Парамон и Аполлинария (Калиновская) - страница 15

— Фри, а ведь точно — не все лечат лекарствами! — не уставал восхищаться Шурик. — От старости не лечат, от глупости, от любви!.. Да, Фри? Как от шестого пальца…

— Ледебурит, ледебуритная структура, ледебуритное состояние металла, — слабо неслось с той стороны солнечного потока. Пред экзаменами повторяли основы металловедения.


Был еще сон про Пушкина.
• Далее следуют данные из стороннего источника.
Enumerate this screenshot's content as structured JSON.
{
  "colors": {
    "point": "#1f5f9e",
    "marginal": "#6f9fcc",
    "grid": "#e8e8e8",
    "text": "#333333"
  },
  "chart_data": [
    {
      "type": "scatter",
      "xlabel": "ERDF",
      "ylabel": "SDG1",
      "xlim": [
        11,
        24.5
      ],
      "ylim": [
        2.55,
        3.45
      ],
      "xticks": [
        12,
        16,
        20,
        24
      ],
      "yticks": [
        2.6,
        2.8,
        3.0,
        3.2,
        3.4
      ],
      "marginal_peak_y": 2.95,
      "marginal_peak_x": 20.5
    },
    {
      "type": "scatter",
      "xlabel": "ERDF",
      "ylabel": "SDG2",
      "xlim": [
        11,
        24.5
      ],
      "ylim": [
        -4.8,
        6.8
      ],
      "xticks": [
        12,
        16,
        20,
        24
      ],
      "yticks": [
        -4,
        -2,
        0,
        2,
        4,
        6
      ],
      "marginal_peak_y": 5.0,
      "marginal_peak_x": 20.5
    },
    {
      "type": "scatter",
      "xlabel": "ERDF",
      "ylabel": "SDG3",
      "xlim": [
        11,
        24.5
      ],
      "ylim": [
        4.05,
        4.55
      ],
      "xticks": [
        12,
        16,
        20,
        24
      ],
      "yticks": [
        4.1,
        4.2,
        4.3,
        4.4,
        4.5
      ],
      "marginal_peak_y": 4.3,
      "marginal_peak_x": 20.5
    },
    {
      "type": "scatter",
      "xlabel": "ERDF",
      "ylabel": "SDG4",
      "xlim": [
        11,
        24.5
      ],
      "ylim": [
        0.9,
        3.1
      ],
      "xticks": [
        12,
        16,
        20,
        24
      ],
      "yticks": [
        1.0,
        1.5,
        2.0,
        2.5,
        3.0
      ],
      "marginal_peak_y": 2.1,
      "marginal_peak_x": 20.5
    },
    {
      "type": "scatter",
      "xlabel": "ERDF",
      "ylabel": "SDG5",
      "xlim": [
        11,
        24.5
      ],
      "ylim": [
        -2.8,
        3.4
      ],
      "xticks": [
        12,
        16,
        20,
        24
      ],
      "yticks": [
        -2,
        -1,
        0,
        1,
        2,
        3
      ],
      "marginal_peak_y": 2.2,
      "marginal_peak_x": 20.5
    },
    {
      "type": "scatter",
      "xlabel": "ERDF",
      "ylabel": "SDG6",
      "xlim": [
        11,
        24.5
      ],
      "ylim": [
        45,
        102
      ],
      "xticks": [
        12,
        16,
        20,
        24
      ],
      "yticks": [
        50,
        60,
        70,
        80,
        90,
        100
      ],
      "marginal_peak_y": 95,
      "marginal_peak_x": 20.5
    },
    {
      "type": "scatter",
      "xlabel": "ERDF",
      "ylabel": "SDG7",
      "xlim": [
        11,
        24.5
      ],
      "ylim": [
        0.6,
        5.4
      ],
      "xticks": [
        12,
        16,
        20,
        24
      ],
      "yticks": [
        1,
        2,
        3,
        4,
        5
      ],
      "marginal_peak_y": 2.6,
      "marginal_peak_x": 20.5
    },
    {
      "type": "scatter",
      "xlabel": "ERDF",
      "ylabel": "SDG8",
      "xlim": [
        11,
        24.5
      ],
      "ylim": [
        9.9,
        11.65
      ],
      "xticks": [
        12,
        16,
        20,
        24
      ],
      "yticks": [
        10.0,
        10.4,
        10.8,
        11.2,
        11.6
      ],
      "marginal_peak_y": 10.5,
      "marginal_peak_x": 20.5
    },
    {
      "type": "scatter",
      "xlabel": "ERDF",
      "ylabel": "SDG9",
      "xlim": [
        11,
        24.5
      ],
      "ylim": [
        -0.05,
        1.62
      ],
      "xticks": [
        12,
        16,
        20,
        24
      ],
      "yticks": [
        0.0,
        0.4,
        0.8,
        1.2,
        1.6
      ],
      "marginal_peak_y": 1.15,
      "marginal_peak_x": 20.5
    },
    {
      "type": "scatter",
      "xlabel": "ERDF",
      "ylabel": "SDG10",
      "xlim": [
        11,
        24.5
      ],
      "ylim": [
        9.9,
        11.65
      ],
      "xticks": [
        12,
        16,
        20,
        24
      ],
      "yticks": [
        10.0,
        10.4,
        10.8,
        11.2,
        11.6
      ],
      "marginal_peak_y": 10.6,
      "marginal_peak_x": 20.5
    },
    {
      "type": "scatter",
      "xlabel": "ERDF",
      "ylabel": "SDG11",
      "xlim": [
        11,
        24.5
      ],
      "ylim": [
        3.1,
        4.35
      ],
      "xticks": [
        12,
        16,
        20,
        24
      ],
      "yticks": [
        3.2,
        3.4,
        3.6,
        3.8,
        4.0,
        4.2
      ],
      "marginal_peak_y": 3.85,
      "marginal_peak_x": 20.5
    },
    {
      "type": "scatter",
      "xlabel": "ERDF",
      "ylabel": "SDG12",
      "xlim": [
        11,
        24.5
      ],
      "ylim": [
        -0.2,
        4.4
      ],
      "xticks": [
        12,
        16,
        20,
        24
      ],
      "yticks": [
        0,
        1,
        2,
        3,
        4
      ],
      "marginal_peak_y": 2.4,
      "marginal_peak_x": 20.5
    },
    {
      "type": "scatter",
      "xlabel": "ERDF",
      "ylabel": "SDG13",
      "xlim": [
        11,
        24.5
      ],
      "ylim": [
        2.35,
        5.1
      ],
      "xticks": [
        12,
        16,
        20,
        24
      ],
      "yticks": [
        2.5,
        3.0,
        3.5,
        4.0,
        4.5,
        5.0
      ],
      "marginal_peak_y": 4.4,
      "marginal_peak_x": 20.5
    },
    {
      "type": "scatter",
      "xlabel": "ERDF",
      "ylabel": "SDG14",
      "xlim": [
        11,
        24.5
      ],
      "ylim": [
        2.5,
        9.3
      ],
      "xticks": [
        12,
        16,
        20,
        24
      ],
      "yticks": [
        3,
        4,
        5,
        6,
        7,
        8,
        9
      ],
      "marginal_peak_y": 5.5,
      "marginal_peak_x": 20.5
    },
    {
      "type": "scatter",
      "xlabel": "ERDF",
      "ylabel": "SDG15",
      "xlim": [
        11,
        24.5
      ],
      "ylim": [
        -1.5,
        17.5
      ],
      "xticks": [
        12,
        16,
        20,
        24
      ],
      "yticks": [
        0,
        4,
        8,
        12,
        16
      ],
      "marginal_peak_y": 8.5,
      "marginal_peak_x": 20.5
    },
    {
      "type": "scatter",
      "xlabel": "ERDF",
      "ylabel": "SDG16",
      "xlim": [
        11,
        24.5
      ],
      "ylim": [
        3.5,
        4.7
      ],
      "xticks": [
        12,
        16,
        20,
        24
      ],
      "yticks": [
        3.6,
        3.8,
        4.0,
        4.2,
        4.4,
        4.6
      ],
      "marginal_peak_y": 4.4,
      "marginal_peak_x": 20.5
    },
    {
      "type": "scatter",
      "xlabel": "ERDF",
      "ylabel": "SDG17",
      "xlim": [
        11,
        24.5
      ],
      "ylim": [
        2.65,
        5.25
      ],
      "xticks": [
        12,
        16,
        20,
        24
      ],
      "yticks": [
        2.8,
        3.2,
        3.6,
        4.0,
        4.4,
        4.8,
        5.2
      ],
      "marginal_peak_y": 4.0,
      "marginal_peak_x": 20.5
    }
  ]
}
Как будто она, Фридка, дружна с ним и идут они рядом по песчаной дорожке между газонов и фонтанов, совсем рядом — рукав туристской штормовки касается рукава зеленой бекеши… Пушкин о чем-то говорит, о чем-то доверительно важном, возможно, о стихах, но Фридка не может внимательно слушать его, потому что чувствует, их дружба вот-вот оборвется, уже обрывается, что синее платье и атласные туфли — лица она не видит, из гордости не хочет поднять глаза на лицо, — а синее платье и бальные туфли принадлежат той, кто есть часть самого Пушкина. Опять же из гордости, больно, мол, надо, зная, что все пропало, развязным злым голосом грубит: «И эта мадам называется Гончаровой?» А Пушкин откидывает руку ладонью вверх, нежно улыбается Фридке, все понимая и жалея ее, и, вмещая в улыбку еще и грусть от вынужденной жестокости, виновато говорит: «Мне ли не любить Наташи!» А Фридка тут же, во сне, устыдилась своей неизящности, своих вульгарных интонаций и от неловкости пропала из сна, хотя продолжала видеть влажные газоны, радостную походку Пушкина и синее платье, с уверенностью плывущее навстречу ему. Такой сон.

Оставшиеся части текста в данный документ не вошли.